I don’t mind the absurd. I enjoy the randomness and irrelevance of Dadaist art but here it is all too calculated. Scenes are re-set and repeated, lifting heavily from the plot of …Earnest with all the delicacy of hobnail boots stomping through a flower bed. Only one scene made me sit up: the characters, dressed as a sort of hybrid Dervish meets traffic cone, speak entirely in limericks. But this soon descended into the knowing declamations of a university revue.
The whole enterprise was unengaging, unamusing and tiresome beyond endurance. Whatever there is to be said about the nature of art and artists during the Great War can be delivered in a more entertaining and absorbing manner than this, I’m sure. Cleverness for its own sake does not work. It has all the dazzle and wow factor of a slideshow of someone else’s fireworks.

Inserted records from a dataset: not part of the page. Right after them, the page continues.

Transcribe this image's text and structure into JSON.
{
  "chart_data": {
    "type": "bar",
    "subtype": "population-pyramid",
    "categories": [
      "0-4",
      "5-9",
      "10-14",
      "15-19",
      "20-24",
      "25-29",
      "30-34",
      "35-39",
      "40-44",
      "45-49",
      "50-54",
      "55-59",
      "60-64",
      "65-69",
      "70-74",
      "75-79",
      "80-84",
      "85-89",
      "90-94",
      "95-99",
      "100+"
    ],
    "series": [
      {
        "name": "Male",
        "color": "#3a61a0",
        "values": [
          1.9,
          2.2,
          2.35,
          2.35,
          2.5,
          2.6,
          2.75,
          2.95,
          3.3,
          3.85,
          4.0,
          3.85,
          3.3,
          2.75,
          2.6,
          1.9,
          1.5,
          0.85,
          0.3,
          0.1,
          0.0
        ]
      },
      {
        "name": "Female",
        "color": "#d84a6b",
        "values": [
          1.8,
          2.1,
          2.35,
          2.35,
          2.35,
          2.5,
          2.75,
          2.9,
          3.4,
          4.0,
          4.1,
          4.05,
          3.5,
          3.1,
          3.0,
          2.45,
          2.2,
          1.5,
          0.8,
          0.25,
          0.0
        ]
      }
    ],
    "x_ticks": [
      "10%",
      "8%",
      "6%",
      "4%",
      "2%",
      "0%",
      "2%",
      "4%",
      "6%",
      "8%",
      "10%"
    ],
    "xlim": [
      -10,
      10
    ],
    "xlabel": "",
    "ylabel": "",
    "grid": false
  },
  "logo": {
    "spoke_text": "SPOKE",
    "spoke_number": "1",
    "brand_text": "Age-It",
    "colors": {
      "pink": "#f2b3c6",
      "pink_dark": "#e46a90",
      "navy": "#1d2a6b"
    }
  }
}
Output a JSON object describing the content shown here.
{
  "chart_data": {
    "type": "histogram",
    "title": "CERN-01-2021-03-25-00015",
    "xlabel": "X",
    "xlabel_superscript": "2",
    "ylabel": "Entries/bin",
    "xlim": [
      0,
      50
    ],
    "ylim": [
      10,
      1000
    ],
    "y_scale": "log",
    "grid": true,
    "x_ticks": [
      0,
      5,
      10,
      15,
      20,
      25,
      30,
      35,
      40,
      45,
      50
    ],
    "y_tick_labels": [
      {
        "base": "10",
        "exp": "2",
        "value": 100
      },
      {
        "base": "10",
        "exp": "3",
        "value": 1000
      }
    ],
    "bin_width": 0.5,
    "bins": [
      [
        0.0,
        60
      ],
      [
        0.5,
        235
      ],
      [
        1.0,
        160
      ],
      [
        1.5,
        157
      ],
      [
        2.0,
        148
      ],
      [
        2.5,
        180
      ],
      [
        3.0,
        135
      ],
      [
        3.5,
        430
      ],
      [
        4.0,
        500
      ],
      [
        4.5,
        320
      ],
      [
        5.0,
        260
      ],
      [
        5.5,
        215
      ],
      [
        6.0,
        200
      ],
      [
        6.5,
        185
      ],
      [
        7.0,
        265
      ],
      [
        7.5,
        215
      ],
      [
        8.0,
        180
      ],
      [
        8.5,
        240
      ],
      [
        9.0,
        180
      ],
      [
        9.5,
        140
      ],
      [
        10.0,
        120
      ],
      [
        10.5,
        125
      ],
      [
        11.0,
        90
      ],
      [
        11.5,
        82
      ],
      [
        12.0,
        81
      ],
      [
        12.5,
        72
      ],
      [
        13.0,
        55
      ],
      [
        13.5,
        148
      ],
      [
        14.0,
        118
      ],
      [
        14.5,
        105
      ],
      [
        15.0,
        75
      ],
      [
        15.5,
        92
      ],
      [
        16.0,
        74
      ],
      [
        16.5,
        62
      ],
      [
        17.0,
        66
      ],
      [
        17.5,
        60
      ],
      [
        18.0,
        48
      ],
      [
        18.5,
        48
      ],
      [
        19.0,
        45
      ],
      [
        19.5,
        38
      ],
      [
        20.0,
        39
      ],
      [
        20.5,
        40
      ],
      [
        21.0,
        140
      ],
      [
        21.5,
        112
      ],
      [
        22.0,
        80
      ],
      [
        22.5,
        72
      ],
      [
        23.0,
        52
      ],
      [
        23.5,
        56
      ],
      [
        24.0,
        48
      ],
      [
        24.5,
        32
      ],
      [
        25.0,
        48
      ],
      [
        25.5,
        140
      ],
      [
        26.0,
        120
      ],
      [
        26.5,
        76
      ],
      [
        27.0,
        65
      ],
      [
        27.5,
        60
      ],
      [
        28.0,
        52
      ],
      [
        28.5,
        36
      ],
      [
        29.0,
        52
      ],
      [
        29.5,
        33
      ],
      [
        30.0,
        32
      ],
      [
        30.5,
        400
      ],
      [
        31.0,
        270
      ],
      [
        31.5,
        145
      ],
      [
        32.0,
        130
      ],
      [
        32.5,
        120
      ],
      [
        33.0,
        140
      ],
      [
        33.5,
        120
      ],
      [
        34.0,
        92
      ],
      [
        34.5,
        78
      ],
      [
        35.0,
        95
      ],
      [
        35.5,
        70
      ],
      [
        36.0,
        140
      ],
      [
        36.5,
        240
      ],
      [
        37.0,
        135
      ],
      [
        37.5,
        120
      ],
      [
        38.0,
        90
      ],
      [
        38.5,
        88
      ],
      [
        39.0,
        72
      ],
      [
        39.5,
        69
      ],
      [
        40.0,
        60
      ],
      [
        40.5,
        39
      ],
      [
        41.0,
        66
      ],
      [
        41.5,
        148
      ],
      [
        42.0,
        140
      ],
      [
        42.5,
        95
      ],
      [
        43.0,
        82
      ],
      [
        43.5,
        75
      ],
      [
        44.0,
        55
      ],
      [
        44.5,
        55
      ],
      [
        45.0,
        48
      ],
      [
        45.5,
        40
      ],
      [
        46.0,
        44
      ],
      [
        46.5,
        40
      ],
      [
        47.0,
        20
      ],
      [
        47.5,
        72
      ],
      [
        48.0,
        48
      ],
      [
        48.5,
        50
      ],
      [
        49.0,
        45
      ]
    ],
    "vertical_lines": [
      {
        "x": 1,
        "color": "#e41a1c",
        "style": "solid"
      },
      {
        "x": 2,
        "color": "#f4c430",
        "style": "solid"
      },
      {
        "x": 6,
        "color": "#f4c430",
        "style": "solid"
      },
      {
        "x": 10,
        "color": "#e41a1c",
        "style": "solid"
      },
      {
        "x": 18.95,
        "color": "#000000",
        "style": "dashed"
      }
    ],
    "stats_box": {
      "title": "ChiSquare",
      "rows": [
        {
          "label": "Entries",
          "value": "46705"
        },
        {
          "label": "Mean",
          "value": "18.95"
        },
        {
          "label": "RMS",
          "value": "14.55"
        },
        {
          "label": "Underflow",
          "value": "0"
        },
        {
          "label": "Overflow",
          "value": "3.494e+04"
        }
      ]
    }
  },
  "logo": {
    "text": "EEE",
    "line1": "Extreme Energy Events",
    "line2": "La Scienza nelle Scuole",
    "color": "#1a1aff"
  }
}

When, after one of the longest hours of my life, the interval came at last, I nudged my way through the pseuds in the foyer, feeling like that little boy alone in his realisation that the Emperor is stark bollock naked. Life is too short, I concluded, to sacrifice another hour of what precious time I might have left to this turgid nonsense, so I chewed off my other leg and buggered off home.
September 22nd, 2011 at 7:37 am
No word mincing there then. That is what I admire about your writing, you are utterly reliable. You educate and sometimes eviscerate.
October 4th, 2011 at 7:11 am
i’ve never seen this play on stage but the text made the opposite impression from what you’ve written.
Could you say that it might be, say, the theatre’s fault in failing to act the play correctly?
P.S. I’m asking ’cause I’m studying Tom Stoppard’s works from the linguistic point of view and various feedback on his plays is of real importance to me.
thnx.
October 4th, 2011 at 7:16 am
I think Stoppard’s plays are better on the page than on the stage. On the page the linguistic cleverness works really well, but having to hear actors spouting all the verbal tricks is in my experience rather boring. The Stoppard play I can honestly say I’ve enjoyed in performance is his spy thriller “Hopgood” – in which he restricts his cleverness to the twists and turns of the plot, rather than just trying to dazzle like a precocious but gifted child at a grown-ups’ party. His cleverness, for me, invariably stifles the dramatic interest his ideas might have.
October 4th, 2011 at 7:28 am
Thank you for the quick reply!
I can quite agree with you. When I did the analysis of R&GAD lots of language tricks and puns became obvious only from the text, while on stage or in the movie they’re not clear.